Nel nostro Paese, i multiasset hanno preso piede con la formula dei fondi a termine, cioè con una scadenza definita (di solito cinque anni) durante i quali è previsto sovente il pagamento di cedole. L’ultima generazione dei fondi multiasset, invece, prevede una vera e propria flessibilità tra vari mercati e differenti attività, che possono sconfinare anche nell’immobiliare o nelle materie prime, per esempio. Tra i nuovi nati registrati da Morningstar ci sono il fondo quantitativo IQ Global di Gfa, che diversifica in otto mercati , tra cui l’Usa Tech, un settore che viene da rialzi sostenuti a Wall Street.
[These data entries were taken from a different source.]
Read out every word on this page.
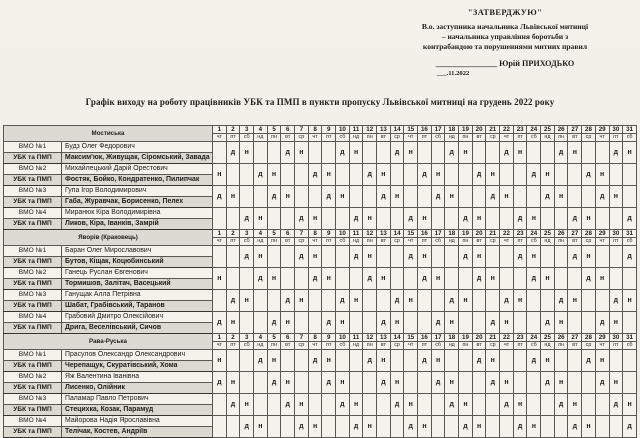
"ЗАТВЕРДЖУЮ"
В.о. заступника начальника Львівської митниці
– начальника управління боротьби з
контрабандою та порушеннями митних правил
_______________ Юрій ПРИХОДЬКО
___.11.2022
Графік виходу на роботу працівників УБК та ПМП в пункти пропуску Львівської митниці на грудень 2022 року
Мостиська		1	2	3	4	5	6	7	8	9	10	11	12	13	14	15	16	17	18	19	20	21	22	23	24	25	26	27	28	29	30	31
		чт	пт	сб	нд	пн	вт	ср	чт	пт	сб	нд	пн	вт	ср	чт	пт	сб	нд	пн	вт	ср	чт	пт	сб	нд	пн	вт	ср	чт	пт	сб
ВМО №1	Будз Олег Федорович		д	н			д	н			д	н			д	н			д	н			д	н			д	н			д	н
УБК та ПМП	Максим'юк, Живущак, Сіромський, Завада																															
ВМО №2	Михайлецький Дарій Орестович	н			д	н			д	н			д	н			д	н			д	н			д	н			д	н		
УБК та ПМП	Фостяк, Бойко, Кондратенко, Пилипчак																															
ВМО №3	Гупа Ігор Володимирович	д	н			д	н			д	н			д	н			д	н			д	н			д	н			д	н	
УБК та ПМП	Габа, Журавчак, Борисенко, Пелех																															
ВМО №4	Миранюк Кіра Володимирівна			д	н			д	н			д	н			д	н			д	н			д	н			д	н			д
УБК та ПМП	Ликов, Кіра, Іванків, Замрій																															
Яворів (Краковець)		1	2	3	4	5	6	7	8	9	10	11	12	13	14	15	16	17	18	19	20	21	22	23	24	25	26	27	28	29	30	31
		чт	пт	сб	нд	пн	вт	ср	чт	пт	сб	нд	пн	вт	ср	чт	пт	сб	нд	пн	вт	ср	чт	пт	сб	нд	пн	вт	ср	чт	пт	сб
ВМО №1	Баран Олег Мирославович			д	н			д	н			д	н			д	н			д	н			д	н			д	н			д
УБК та ПМП	Бутов, Кіщак, Коцюбинський																															
ВМО №2	Ганець Руслан Євгенович	н			д	н			д	н			д	н			д	н			д	н			д	н			д	н		
УБК та ПМП	Тормишов, Залітач, Васецький																															
ВМО №3	Ганущак Алла Петрівна		д	н			д	н			д	н			д	н			д	н			д	н			д	н			д	н
УБК та ПМП	Шабат, Грабівський, Таранов																															
ВМО №4	Грабовий Дмитро Олексійович	д	н			д	н			д	н			д	н			д	н			д	н			д	н			д	н	
УБК та ПМП	Дрига, Веселівський, Сичов																															
Рава-Руська		1	2	3	4	5	6	7	8	9	10	11	12	13	14	15	16	17	18	19	20	21	22	23	24	25	26	27	28	29	30	31
		чт	пт	сб	нд	пн	вт	ср	чт	пт	сб	нд	пн	вт	ср	чт	пт	сб	нд	пн	вт	ср	чт	пт	сб	нд	пн	вт	ср	чт	пт	сб
ВМО №1	Прасулов Олександр Олександрович	н			д	н			д	н			д	н			д	н			д	н			д	н			д	н		
УБК та ПМП	Черепащук, Скуратівський, Хома																															
ВМО №2	Яж Валентина Іванівна	д	н			д	н			д	н			д	н			д	н			д	н			д	н			д	н	
УБК та ПМП	Лисенко, Олійник																															
ВМО №3	Паламар Павло Петрович		д	н			д	н			д	н			д	н			д	н			д	н			д	н			д	н
УБК та ПМП	Стецихка, Козак, Парамуд																															
ВМО №4	Майорова Надія Ярославівна			д	н			д	н			д	н			д	н			д	н			д	н			д	н			д
УБК та ПМП	Телічак, Костев, Андріїв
E poi il Kames Global Diversified income, che destina fino al 30% del patrimonio a investimenti alternativi.

«Oltre alle asset class più gettonate - precisa Jacob Vijverberg, il gestore del Kames Gdi - investiamo anche in infrastrutture, leasing ed energie rinnovabili. Questi settori offrono flussi di liquidità stabili e legati all’inflazione. Al momento, viceversa, siamo cauti nel sobbarcarci il rischio di credito, perché a nostro parere non è premiato a sufficienza, mentre diamo fiducia al comparto finanziario europeo e alle società immobiliari quotate, sebbene con criteri severi di selezione, dato che molti asset stanno diventando troppo costosi».

In generale, tuttavia, i multiasset non hanno risposto alle attese di chi li ha comprati, poiché molti dei prodotti collocati hanno avuto difficoltà a battere il benchmark, cioè a fare meglio dei mercati in cui investono. La mediana dei risultati dei fondi di allocation globali con profilo aggressivo è stata del 2,54% annuo a partire dal 2007, un rendimento, peraltro, simile a quello degli strumenti con allocazioni moderate o caute, rispettivamente del 2,68% e del 2,31%.

Da inizio 2017, i cinque fondi maggiori in Europa per patrimonio gestito, con masse tra i 16 e i 24 miliardi di euro, hanno registrato variazioni che vanno dall’1,2% di Carmignac Patrimoine al 5,2% del Blackrock Global Allocation Fund, se si considerano le classi denominate in euro (si veda anche la tabella in pagina).

Le performance deludenti della categoria nel decennio si spiegano in parte con il sovrappeso dei mercati azionari europei - che hanno attraversato fasi di ribasso importanti - nei fondi multiasset domiciliati in Europa, pure in quelli con una vocazione globale. Negli ultimi cinque anni, invece, i gestori hanno fatto fatica a battere il mercato per via degli alti ritorni delle obbligazioni, soprattutto di quelle a lungo termine, a cui nei multiasset vengono preferite quelle di breve durata per questioni tattiche.

Non hanno giovato alla soddisfazione dei clienti i carichi delle commissioni, che risultano in media dell’1,47% annuo e che, viceversa, nel 2016 hanno beneficiato le casse delle società di gestione con circa 23 miliardi di euro.